Thu 12 May 2022 13:10 - 13:15 at ICSE room 1-odd hours - Green and Sustainable Technologies Chair(s): Grace Lewis
The use of Artificial Intelligence (AI), and more specifically of Deep Learning (DL), in modern software systems, is nowadays widespread and continues to grow. At the same time, its usage is energy demanding and contributes to the increased CO2 emissions, and has a great financial cost as well. Even though there are many studies that examine the capabilities of DL, only a few focus on its green aspects, such as energy consumption. However, optimizing resource utilization used by expensive DL models, without compromizing their accuracy, is crucial for the broad application of DL at a time when climate change is impacting our ecosystem and livelihood.

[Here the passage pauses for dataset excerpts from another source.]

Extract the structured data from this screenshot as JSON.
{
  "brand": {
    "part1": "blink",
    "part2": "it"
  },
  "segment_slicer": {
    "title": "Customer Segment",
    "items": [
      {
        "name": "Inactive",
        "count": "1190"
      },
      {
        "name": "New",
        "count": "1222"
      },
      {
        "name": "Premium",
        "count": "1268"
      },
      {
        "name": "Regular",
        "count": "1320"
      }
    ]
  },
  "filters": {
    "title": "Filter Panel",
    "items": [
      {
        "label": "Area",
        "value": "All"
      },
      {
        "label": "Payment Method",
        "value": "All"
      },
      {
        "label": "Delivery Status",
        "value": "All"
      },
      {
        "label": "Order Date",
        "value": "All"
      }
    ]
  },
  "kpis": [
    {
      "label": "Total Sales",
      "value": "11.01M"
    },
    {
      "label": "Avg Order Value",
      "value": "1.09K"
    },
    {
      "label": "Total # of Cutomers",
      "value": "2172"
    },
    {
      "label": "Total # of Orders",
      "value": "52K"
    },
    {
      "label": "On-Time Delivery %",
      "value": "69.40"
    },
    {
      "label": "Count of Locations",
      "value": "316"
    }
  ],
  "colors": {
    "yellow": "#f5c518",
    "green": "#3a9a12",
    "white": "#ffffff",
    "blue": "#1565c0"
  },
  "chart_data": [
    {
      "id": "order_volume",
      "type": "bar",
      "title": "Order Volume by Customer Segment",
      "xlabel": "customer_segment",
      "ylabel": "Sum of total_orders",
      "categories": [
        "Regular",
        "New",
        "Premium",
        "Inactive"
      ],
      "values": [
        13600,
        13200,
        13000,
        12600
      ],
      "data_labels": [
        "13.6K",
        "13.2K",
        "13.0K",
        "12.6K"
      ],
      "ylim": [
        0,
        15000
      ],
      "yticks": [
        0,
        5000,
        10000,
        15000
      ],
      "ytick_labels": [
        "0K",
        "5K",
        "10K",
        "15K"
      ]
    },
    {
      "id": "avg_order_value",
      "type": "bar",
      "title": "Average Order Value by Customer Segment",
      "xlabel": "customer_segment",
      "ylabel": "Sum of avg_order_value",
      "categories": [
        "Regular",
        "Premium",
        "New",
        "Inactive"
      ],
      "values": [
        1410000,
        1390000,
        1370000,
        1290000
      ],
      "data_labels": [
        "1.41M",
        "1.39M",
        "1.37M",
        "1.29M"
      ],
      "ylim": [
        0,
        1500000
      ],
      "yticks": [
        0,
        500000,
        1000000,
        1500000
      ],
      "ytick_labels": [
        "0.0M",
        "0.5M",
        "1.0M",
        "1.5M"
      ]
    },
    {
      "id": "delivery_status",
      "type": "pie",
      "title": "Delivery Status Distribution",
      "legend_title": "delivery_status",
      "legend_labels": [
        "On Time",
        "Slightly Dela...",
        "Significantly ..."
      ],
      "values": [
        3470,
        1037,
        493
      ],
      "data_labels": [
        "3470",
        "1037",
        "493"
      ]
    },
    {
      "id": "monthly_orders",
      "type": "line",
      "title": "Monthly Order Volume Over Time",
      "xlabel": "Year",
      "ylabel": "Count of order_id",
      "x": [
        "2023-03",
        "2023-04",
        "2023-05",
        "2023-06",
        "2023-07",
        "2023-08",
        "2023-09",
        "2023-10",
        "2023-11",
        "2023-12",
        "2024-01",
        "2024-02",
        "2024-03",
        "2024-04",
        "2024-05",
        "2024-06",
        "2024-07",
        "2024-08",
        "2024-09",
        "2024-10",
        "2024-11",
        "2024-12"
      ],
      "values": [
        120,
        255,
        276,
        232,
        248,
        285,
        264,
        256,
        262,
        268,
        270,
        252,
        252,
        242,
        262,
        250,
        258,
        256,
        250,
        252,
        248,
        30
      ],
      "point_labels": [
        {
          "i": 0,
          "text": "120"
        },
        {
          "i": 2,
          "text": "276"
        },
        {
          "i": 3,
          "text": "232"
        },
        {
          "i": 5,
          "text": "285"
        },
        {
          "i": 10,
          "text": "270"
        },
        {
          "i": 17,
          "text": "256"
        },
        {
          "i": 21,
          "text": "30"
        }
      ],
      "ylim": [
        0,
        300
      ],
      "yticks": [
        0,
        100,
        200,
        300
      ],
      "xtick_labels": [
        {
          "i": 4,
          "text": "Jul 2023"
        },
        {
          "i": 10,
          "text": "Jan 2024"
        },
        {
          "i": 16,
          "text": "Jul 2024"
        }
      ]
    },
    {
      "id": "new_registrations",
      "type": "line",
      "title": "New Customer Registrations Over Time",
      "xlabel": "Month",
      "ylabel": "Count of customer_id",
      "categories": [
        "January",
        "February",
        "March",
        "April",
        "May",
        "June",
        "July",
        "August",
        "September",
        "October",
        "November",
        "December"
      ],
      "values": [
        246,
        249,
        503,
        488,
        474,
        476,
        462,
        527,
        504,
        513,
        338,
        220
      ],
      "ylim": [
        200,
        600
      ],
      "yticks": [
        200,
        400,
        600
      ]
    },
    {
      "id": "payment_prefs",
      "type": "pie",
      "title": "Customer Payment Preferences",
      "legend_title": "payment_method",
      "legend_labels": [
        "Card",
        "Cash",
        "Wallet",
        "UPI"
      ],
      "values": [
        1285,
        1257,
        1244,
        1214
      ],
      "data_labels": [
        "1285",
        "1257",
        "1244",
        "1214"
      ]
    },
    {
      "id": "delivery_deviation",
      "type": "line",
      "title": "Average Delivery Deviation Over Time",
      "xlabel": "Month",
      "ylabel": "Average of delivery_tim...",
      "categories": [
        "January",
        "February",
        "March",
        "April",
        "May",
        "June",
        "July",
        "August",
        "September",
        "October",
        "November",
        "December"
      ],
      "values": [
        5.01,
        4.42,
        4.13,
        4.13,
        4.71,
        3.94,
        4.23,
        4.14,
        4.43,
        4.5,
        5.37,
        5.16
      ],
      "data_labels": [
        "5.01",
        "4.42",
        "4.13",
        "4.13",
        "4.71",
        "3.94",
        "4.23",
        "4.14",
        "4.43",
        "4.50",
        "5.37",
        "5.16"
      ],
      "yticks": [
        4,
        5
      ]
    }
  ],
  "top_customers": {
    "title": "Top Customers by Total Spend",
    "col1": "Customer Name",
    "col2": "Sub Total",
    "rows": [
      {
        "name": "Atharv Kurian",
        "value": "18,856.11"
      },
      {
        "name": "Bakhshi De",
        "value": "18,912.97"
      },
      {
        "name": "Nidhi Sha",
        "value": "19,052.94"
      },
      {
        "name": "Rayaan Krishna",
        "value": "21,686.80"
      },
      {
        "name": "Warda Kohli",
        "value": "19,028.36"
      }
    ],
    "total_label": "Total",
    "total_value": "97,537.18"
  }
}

This paper aims at raising awareness of the costs incurred when using different DL frameworks. To this end, we perform a thorough empirical study to measure and compare the energy consumption and run-time performance of six different DL models written in the two most popular DL frameworks, namely PyTorch and TensorFlow. We use a well-known benchmark of DL models, DeepLearningExamples, created by Nvidia, to compare both the training and inference costs of DL. Finally, we manually investigate the framework functions that took most of the time to execute in our experiments.

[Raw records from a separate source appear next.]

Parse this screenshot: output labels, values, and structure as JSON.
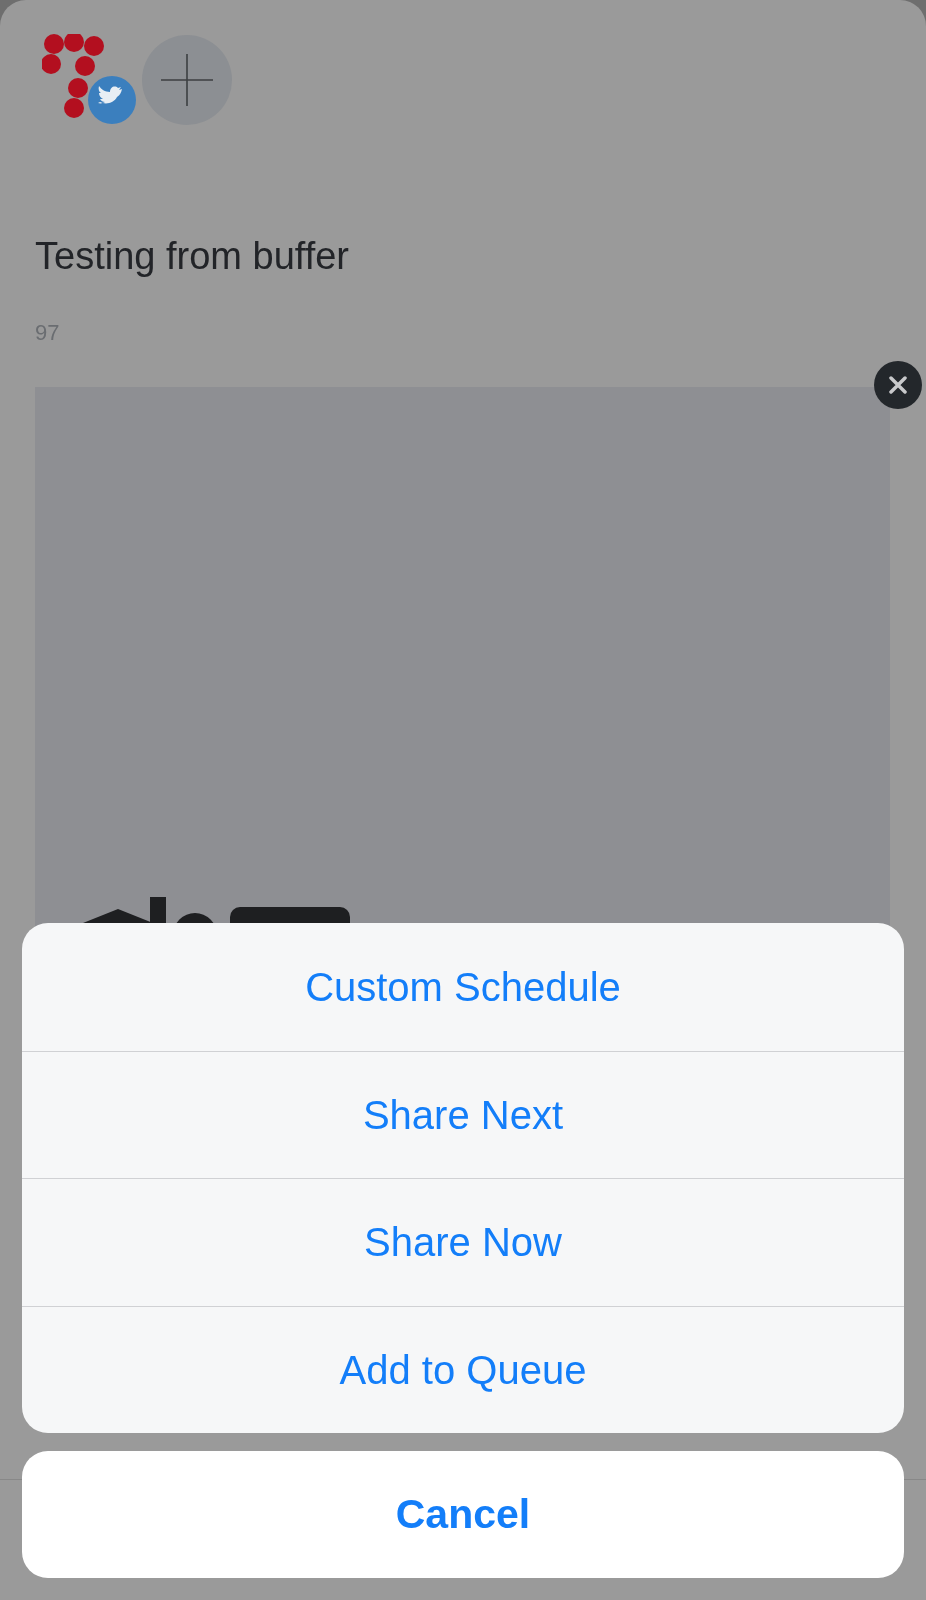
{
  "post": {
    "text": "Testing from buffer",
    "char_count": "97"
  },
  "action_sheet": {
    "actions": [
      "Custom Schedule",
      "Share Next",
      "Share Now",
      "Add to Queue"
    ],
    "cancel": "Cancel"
  }
}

The results of our empirical study reveal that there is a statistically significant difference between the cost incurred by the two DL frameworks in 94% of the cases studied. While TensorFlow achieves significantly better energy and run-time performance than PyTorch, and with large effect sizes in 100% of the cases for the training phase, PyTorch allows instead to save significantly more energy and run-time performance than TensorFlow in the inference phase for 66% of the cases, always with large effect sizes. Such a large difference in performance costs does not, however, seem to affect the accuracy of the models produced, as both frameworks achieve comparable scores under the same configurations. Our manual analysis, of the documentation and source code of the functions examined, reveals that such a difference in performance costs is under-documented, in these frameworks.
We argue that developers using DL frameworks could be better supported in achieving Green AI by improving the documentation of the DL frameworks, the source code of the functions, in the DL frameworks, as well as optimizing existing DL algorithms. Moreover, automated techniques for non-functional improvement of software can be explored in future work to make DL software greener.